Il faut, à ce titre, relire le discours visionnaire prononcé par Charles de Gaulle à Phnom Penh le 1er septembre 1966 au sujet du Vietnam : « le France le dit, enfin, avec la conviction qu’au degré de puissance, de richesse, de rayonnement auquel les États-Unis sont actuellement parvenus, le fait de renoncer, à leur tour, à une expédition lointaine dès lors qu’elle apparaît sans bénéfice et sans justification, et de lui préférer un arrangement international organisant la paix et le développement d’une importante région du monde, n’aurait rien, en définitive, qui puisse blesser leur fierté, contrarier leur idéal et nuire à leurs intérêts.

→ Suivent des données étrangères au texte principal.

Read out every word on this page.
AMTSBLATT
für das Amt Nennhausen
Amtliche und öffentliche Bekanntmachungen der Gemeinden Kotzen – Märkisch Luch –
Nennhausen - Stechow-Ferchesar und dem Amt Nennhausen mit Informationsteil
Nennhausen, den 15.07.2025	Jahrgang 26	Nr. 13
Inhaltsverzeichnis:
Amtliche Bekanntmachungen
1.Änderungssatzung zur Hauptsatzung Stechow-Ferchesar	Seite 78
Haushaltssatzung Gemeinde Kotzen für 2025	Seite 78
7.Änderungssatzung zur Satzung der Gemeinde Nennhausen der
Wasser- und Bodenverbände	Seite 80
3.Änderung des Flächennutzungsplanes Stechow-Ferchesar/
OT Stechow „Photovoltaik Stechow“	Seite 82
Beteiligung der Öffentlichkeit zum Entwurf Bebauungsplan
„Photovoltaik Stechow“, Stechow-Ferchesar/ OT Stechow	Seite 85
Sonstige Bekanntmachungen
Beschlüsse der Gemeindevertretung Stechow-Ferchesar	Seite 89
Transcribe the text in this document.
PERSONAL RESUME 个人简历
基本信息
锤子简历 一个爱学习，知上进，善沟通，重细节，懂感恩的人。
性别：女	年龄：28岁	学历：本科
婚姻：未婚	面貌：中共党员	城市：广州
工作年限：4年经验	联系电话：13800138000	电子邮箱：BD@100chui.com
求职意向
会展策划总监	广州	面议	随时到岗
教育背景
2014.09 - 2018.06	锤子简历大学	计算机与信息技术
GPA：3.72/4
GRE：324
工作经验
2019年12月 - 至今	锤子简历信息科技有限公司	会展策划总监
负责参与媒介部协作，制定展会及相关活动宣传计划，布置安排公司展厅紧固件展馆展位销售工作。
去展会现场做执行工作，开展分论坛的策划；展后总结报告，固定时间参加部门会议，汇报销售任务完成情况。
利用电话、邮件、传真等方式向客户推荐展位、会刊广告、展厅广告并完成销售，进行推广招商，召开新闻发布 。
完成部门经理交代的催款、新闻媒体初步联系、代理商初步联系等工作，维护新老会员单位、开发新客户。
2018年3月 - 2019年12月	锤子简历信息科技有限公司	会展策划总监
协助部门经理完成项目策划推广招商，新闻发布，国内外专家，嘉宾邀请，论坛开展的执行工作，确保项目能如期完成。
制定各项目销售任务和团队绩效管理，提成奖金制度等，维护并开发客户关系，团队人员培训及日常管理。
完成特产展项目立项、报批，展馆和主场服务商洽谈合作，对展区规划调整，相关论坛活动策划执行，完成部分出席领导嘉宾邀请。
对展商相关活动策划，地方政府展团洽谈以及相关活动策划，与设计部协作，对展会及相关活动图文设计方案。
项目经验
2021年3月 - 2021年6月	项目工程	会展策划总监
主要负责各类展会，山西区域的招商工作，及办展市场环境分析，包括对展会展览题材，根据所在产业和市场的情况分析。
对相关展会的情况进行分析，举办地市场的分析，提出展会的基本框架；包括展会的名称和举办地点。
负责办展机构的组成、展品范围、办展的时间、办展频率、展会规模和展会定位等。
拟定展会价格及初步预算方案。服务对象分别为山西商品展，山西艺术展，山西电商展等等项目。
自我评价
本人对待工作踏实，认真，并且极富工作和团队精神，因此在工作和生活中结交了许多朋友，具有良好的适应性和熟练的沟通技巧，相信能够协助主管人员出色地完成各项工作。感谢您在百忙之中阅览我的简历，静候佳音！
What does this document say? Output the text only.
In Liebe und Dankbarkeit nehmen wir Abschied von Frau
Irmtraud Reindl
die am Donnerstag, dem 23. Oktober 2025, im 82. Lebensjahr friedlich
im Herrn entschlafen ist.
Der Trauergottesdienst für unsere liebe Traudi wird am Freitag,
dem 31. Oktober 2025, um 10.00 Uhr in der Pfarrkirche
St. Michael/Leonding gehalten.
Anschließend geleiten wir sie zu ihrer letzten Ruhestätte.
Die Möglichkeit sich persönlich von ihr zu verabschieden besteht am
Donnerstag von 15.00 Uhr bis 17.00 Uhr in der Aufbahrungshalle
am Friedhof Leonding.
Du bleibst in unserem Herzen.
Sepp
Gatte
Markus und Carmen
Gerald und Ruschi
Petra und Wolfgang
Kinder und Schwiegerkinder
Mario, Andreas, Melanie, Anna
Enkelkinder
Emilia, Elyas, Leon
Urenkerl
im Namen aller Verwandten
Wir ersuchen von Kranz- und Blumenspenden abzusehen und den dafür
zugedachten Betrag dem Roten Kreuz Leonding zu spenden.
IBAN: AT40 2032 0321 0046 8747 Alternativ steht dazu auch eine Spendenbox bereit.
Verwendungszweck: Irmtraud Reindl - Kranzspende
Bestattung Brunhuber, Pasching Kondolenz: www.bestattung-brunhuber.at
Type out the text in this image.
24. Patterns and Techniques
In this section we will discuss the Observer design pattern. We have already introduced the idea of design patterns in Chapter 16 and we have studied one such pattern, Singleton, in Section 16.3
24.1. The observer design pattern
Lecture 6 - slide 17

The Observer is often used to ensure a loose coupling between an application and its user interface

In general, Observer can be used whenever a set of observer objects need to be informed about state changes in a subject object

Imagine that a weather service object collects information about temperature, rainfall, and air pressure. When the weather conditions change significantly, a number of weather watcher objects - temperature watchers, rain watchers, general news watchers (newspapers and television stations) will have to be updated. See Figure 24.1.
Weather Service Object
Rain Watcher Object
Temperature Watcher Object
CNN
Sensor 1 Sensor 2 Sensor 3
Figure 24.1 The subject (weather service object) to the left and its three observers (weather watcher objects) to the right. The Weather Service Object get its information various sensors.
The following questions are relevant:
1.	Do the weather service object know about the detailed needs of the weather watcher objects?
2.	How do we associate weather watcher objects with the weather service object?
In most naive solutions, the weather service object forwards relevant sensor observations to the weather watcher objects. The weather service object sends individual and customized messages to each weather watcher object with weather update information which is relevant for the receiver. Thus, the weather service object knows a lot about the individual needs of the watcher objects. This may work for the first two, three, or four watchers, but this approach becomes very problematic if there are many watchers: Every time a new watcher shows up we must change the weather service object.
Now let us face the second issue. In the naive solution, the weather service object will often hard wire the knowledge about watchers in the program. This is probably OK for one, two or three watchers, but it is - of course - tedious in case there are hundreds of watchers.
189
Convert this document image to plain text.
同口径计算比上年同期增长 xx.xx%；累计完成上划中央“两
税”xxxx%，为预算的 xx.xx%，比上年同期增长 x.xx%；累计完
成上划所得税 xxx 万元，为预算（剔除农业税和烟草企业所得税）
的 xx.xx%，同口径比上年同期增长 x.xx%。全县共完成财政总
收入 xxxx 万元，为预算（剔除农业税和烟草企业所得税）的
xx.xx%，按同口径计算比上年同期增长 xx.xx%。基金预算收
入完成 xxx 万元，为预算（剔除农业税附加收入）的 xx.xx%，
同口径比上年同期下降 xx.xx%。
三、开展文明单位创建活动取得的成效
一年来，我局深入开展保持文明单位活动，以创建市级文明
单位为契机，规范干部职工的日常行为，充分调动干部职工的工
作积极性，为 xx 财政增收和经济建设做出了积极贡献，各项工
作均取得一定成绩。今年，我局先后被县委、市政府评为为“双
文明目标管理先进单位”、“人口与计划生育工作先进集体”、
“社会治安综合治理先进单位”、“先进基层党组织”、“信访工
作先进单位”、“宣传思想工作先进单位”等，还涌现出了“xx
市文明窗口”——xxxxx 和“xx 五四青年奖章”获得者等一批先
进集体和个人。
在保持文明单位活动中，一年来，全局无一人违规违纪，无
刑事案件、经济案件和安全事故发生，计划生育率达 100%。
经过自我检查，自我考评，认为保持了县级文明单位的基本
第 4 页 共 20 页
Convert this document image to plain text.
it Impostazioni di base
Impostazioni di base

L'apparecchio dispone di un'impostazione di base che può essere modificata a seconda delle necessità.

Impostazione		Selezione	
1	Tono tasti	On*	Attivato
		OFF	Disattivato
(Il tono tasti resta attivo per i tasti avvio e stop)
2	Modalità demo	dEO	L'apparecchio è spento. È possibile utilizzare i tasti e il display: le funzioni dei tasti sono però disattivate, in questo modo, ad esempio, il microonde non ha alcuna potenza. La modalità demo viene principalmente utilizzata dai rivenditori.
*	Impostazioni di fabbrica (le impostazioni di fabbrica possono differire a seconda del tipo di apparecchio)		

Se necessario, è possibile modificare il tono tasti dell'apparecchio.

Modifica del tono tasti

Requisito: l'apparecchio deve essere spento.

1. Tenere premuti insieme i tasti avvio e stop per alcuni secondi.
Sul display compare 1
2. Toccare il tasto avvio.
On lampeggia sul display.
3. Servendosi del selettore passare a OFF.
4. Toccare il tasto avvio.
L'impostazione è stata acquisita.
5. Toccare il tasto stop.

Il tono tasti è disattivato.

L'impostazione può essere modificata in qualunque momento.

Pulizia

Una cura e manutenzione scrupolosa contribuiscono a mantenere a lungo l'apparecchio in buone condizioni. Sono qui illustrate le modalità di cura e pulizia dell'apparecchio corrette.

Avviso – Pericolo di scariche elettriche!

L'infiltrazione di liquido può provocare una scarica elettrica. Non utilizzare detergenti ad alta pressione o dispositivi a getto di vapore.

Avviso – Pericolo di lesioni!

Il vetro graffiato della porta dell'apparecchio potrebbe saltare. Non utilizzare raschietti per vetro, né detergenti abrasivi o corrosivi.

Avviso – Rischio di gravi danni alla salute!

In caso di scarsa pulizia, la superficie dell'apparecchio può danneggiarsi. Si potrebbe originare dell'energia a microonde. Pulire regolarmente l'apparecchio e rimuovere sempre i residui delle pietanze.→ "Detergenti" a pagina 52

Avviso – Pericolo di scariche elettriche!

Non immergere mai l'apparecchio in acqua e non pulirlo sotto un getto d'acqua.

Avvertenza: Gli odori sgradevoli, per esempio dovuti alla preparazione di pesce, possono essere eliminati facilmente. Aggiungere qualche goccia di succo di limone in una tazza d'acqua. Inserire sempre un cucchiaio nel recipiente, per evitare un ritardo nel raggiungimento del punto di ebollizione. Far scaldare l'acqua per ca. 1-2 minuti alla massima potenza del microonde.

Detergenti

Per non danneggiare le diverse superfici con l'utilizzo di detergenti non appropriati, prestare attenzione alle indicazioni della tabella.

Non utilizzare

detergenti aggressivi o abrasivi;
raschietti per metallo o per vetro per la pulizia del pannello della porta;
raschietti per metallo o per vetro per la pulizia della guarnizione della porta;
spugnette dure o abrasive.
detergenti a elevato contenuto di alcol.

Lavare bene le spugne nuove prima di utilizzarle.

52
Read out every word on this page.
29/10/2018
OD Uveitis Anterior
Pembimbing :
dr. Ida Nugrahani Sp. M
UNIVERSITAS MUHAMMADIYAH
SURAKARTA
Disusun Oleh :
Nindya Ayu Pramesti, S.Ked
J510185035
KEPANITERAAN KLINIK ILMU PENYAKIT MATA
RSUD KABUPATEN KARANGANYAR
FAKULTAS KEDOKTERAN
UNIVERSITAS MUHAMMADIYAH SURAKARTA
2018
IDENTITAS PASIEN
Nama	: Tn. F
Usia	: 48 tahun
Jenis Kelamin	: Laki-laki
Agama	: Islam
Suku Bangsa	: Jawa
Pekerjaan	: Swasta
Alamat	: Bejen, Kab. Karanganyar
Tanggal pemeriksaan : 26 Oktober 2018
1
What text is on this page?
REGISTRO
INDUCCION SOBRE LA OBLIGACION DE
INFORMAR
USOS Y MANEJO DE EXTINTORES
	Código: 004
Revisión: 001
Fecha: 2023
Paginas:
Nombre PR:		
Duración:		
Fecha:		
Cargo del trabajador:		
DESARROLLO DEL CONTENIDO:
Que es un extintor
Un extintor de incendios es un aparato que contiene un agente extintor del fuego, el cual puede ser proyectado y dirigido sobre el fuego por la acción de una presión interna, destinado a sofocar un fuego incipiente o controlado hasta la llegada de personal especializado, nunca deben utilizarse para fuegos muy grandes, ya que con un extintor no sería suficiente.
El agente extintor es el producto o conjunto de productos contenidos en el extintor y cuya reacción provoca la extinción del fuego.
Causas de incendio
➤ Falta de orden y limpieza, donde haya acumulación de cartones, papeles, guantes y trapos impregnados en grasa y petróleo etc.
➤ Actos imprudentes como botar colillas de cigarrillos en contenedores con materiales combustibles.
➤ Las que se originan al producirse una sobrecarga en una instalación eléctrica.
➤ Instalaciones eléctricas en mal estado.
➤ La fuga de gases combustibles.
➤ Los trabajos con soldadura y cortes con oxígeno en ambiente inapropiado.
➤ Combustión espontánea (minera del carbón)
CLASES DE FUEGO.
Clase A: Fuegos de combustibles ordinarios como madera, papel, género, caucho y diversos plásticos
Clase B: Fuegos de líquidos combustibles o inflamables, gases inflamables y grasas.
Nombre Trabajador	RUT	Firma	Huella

Au contraire, en prenant une voie aussi conforme au génie de l’Occident, quelle audience les États-Unis retrouveraient-ils d’un bout à l’autre du monde et quelle chance recouvrerait la paix sur place et partout ailleurs ! »
Soixante ans après l’avertissement de Phnom Penh, le constat reste d’une brûlante actualité. L’histoire semble bégayer : de Saïgon à Kaboul, et peut-être demain sur d’autres fronts, la force brute se heurte invariablement à la résilience des peuples et à l’érosion du soutien intérieur.
En s’obstinant dans une posture d’empire omnipotent plutôt que de partenaire multilatéral, les États-Unis risquent de transformer leur rayonnement en un souvenir nostalgique. La véritable grandeur, comme le suggérait de Gaulle, ne réside pas dans la capacité à punir ou à annexer, mais dans le courage de se retirer pour laisser place à la diplomatie.